Richard Balint
2014-08-20 03:57:16 UTC
Hello! I'm Richard, and back in 2008, I did a lot of updates for
PDL::IO::HDF5 when I was with Ball Aerospace. Well, I've finally gotten
around to try to get them properly upstream. :)
I used to be in contact with John Cerney back then, and he did move some of
the patches into the tree back then, but there are lots more:
* multi-dimension attributes,
* attributes of varying datatypes,
* compound data types,
* HDF5 constants are dynamically computed at compile time,
* split hdf5.pd into an XS (hdf5.pd) and a perl/POD module (HDF5.template.pm)
for less hair pulling
* Additional test cases
* Added ->close() methods.
* Group.pm/Dataset.pm use inherited class routines when possible for code
consolidation (mostly attribute stuff)
* getGroupsByAttr() now uses regex
* Added pthread compilation option to Makefile.PL
At least that's what my old release notes tell me. ;)
What I wanted to do was raise awareness that I wish to merge request some
or all of my code upstream if possible. But I had a few questions on
interfaces, style, etc.
* Can we use v5.10 :) Consensus on this list seems that PDL is going to
v5.10 in the next few iterations. Can PDL::IO::HDF5 move this way as well?
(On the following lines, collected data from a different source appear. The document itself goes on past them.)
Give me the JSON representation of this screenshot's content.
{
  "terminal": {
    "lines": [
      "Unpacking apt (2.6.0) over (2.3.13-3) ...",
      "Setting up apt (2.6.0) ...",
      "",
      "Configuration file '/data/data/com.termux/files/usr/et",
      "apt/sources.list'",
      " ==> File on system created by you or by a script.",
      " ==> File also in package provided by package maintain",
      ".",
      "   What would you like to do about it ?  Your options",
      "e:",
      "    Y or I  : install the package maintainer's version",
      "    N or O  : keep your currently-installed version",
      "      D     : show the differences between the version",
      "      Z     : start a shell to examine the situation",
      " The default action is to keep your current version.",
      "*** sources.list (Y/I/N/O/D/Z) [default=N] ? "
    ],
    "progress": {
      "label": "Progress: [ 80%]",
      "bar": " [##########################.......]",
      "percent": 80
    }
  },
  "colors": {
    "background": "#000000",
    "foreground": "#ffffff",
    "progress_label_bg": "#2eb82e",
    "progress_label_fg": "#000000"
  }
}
* The current attribute interface mostly assumes that attributes are text,
and tries to send back perl text if at all possible. Wouldn't it be more
standard to always assume that this returns a PDL, rather than a perl
variable? I know that John mentioned that this may break some older code,
and as a mitigation, maybe have some flags on HDF5 open to force conversion
of text PDLs to Perl text scalars? Thoughts on this? This is probably my
biggest concern. Users pulling attributes and having to test if it is a PDL
versus scalar seems less friendly than PDL text values. :/
* When was the groupIndex cache added? Is this heavily used? If so, I
would need to rework some code to put it back in, due to some slight
behind-the-scenes changes. (The fileObj requirement for groups and datasets
just seems very ugly to me... there's got to be a better way to implement
the caching... but no idea on how to do it yet.)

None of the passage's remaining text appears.